Feature group tutorial
Setup steps
import pyPCG as pcg
import pyPCG.io as pcg_io
import pyPCG.preprocessing as preproc
import pyPCG.segment as sgm
import pyPCG.features as ftr
Read in signal and calculate its envelope
from importlib.resources import files
data, fs = pcg_io.read_signal_file(str(files('pyPCG').joinpath("data").joinpath("example.wav")),"wav")
signal = pcg.pcg_signal(data,fs)
signal = pcg.normalize(signal)
bp_signal = preproc.filter(preproc.filter(signal,6,100,"LP"),6,20,"HP")
denoise_signal = preproc.wt_denoise(bp_signal)
env_signal = preproc.homomorphic(denoise_signal)
Segment S1 sounds from the signal
hsmm = sgm.load_hsmm("pre_trained.json")
states = sgm.segment_hsmm(hsmm,signal)
s1_start, s1_end = sgm.convert_hsmm_states(states,1)
Extracting features from S1 segments
All feature calculations require two numpy arrays with the boundary timings of the desired segments. These timings are in samples. The outputs of the feature calculations are numpy arrays containing the calculated feature for every segment. Sometimes the output is two arrays, usually corresponding to a location and the value at that location.
Note: some features expect the input signal to be the envelope of the PCG for proper functionality.
s1_len = ftr.time_delta(s1_start,s1_end,env_signal)
s1_maxfreq, s1_maxfreq_val = ftr.max_freq(s1_start,s1_end,signal,nfft=1024)
print(len(s1_len),f"{s1_len[0]:.3f}")
print(len(s1_maxfreq),f"{s1_maxfreq[0]:.3f}")
134 0.087
134 28.912
However, if the same feature calculations need to be run on multiple types of segments (e.g.: timelength and frequency for S1, S2, systole, diastole each), calling each function one-by-one can get quite tedious, more so when changes need to be made to the calculated features. This is prone to errors due to human error.
To circumvent the previously mentioned problems, we can create a feature group object
Feature group object
The feature group object takes an arbitrary number of so-called feature configs. Each feature config must contain a feature calculation function, the name of the calculated feature, the expected input (raw signal or envelope). Optionally additional parameters can be provided as key-value pairs in a dictionary.
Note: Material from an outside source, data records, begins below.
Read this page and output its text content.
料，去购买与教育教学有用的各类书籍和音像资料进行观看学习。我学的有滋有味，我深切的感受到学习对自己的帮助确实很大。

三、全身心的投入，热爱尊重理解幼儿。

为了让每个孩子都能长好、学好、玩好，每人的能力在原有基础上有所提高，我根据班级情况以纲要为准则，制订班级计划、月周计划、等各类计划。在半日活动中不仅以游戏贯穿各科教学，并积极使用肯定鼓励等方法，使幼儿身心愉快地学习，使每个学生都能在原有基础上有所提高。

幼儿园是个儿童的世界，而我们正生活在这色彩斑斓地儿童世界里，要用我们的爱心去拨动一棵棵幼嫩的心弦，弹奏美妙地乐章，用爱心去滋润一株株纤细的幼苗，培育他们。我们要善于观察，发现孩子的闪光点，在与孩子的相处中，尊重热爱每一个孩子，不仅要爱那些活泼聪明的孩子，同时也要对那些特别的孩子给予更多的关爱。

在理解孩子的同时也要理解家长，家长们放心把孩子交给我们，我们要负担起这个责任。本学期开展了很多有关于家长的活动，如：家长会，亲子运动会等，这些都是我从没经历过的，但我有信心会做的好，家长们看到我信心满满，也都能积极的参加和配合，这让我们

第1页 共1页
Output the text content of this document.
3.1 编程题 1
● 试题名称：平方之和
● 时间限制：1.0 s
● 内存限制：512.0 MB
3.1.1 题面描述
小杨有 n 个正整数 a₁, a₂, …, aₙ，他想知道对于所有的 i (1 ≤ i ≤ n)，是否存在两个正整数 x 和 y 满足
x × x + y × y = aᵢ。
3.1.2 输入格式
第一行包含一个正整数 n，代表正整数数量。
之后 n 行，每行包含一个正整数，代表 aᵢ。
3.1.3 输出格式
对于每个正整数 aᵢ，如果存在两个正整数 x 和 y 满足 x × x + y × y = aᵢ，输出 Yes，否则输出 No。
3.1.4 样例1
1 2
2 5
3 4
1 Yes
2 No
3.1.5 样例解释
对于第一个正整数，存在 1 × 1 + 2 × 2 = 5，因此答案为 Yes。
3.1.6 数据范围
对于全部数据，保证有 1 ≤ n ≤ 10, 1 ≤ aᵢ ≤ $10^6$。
timing_group = ftr.feature_group({"calc_fun":ftr.time_delta,"name":"length","input":"raw"},
{"calc_fun":ftr.ramp_time,"name":"onset","input":"env"},
{"calc_fun":ftr.ramp_time,"name":"exit","input":"env","params":{"type":"exit"}})
This feature group will calculate the time length of the segments, the onset times (time from start of segment to the maximum location), and exit times (time from maximum location to end of segment).
To run a feature group, we use its run method. Which takes both
types of expected input, and the segment boundaries.
The output will be a dictionary containing the calculated feature arrays for each segment with the names of the features provided in the feature configs.
timings = timing_group.run(signal,env_signal,s1_start,s1_end)
for key,vals in timings.items():
print(key,len(vals),f"{vals[0]:.3f}")
length 134 0.087
onset 134 0.042
exit 134 0.045
If a feature returns multiple values (similar to max_freq), only the
first output is considered in the output of the feature group.
Note: this is likely to change in a future version
freq_group = ftr.feature_group({"calc_fun":ftr.max_freq, "name":"max frequency","input":"raw","params":{"nfft":1024}},
{"calc_fun":ftr.spectral_centroid, "name":"center frequency", "input":"raw"})
frequencies = freq_group.run(signal,env_signal,s1_start,s1_end)
for key,vals in frequencies.items():
print(key,len(vals),f"{vals[0]:.3f}")
max frequency 134 28.912
center frequency 134 41.663
If we want to combine the results, we can do so with the Python dictionary union operation
total_features = timings | frequencies
print(total_features.keys())
dict_keys(['length', 'onset', 'exit', 'max frequency', 'center frequency'])
Additional notes
The previous total_features could also be calculated with a unified
feature group. However, it may be advantageous to separate certain
features to different groups to reduce unnecessary calculations. For
example, calculating the onset time of the systole does not make much
sense, since there is no expected peak in the segment.
Using feature groups may be not necessary if only one type of segment is considered, or if the difference between the sets of desired features for segment types is large.